Epitope mapping of anti-human IgM mAbs and their effect on IgM binding to DBL4β. (A) Domain-swapped and point mutated antibodies were serially diluted from left to right onto nitrocellulose membranes and blotted against a panel of anti-human IgM mAbs from a previous study (42,43). mAbs 4-3, 5D7 and 196.6b bound to the Cμ3 domain, whereas mAbs 1F11 and 1G6 bound to the Cμ4 domain containing antibodies. Binding of antibodies was as for Western blots described in ‘Materials and methods’. (B) ELISA showing blocking of DBL4β binding to IgM by monoclonal antibodies 4-3, 1G6, 1F11, 2F11 and 196.6. IgM was coated onto microtiter plates at 5 μg/ml prior to incubation with varying concentrations of mAb. After washing, a fixed concentration of DBL4β (25 μg/ml) was added and binding detected as described in ‘Experimental Procedures’. (C) Blocking of IgM binding to DBL4β COS-7 cell transfectants by mAb 2F11, in contrast with mAb 1X11 which was unable to block binding at equivalent concentrations (200 ng/ml), as seen in ELISAs. IgM binding was detected by an anti-λ (top panel) or anti-human Fcμ (bottom panel) phycoerythrin labeled antibodies.

FIGURE 7

Development and disruption of ‘pseudo-rosettes’ by Cμ4 specific monoclonal antibodies. (A) Binding of IgM, IgA1 or α/Cμ4 antibodies opsonized onto NIP-coated erythrocytes to DBL4β transfected COS-7 cells assessed by “pseudo”-rosette formation. The results are normalized by expressing specific rosette formation as a percentage of that seen with erythrocytes coated with anti-NIP human IgM (Serotec) at 100 μg/ml. (B) The binding of Ab-coated erythrocytes to DBL4β transfectants (stained with acridine orange) to form rosettes (arrowed) were visualized by white light / fluorescence microscopy and a rosette defined as a DBL4β transfected COS-7 cell surrounded by five or more erythrocytes. (C) IgM coated erythrocytes incubated in the presence of serum or plasma to allow opsonization and activation of components of the classical complement pathway still formed rosettes with DBL4β transfectants.
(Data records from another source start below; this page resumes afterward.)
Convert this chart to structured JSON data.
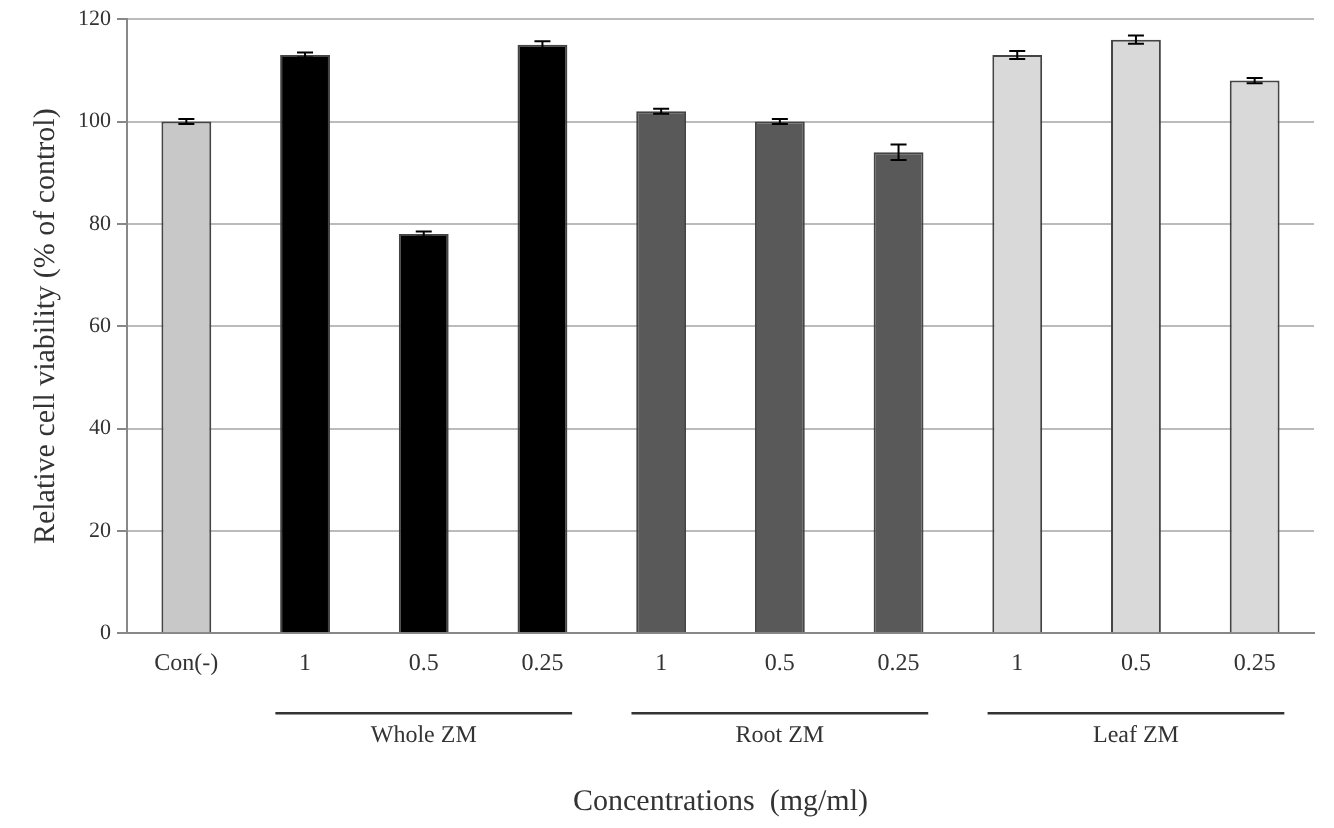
{
  "chart_data": {
    "type": "bar",
    "xlabel": "Concentrations  (mg/ml)",
    "ylabel": "Relative cell viability (% of control)",
    "categories": [
      "Con(-)",
      "1",
      "0.5",
      "0.25",
      "1",
      "0.5",
      "0.25",
      "1",
      "0.5",
      "0.25"
    ],
    "values": [
      100,
      113,
      78,
      115,
      102,
      100,
      94,
      113,
      116,
      108
    ],
    "errors": [
      0.5,
      0.5,
      0.5,
      0.7,
      0.5,
      0.5,
      1.5,
      0.8,
      0.8,
      0.5
    ],
    "colors": [
      "#c8c8c8",
      "#000000",
      "#000000",
      "#000000",
      "#595959",
      "#595959",
      "#595959",
      "#d9d9d9",
      "#d9d9d9",
      "#d9d9d9"
    ],
    "ylim": [
      0,
      120
    ],
    "yticks": [
      0,
      20,
      40,
      60,
      80,
      100,
      120
    ],
    "grid": "y",
    "annotations": [
      "Whole ZM",
      "Root ZM",
      "Leaf ZM"
    ]
  }
}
Incubation of erythrocytes opsonized with IgM and complement components to mAb 4-3 totally blocked rosette formation.

FIGURE 8

Molecular models of human IgM highlighting residues interacting with Fc-binding proteins. (A) Model of human IgM (kindly provided by Professor Stephen Perkins, University College, University of London) annotating sites in the Cμ4 domain involved in DBL4β (magenta) binding and sites in the Cμ3 domain important for interaction with C1q (turquoise) (2). (B) Molecular model (PyMol) showing the two sides of IgM-Fc based on the known crystal structure of the analogous IgE-Fc (10OV.pdb)(​62). Exposed highlighted residues Pro³⁹⁴-Pro³⁹⁷ (orange) and Pro⁴⁴⁴-Val⁴⁴⁷ (red) in the Cμ4 domain have been shown to be involved in the interaction with DBL4β. The C-terminal tailpieces are omitted for clarity.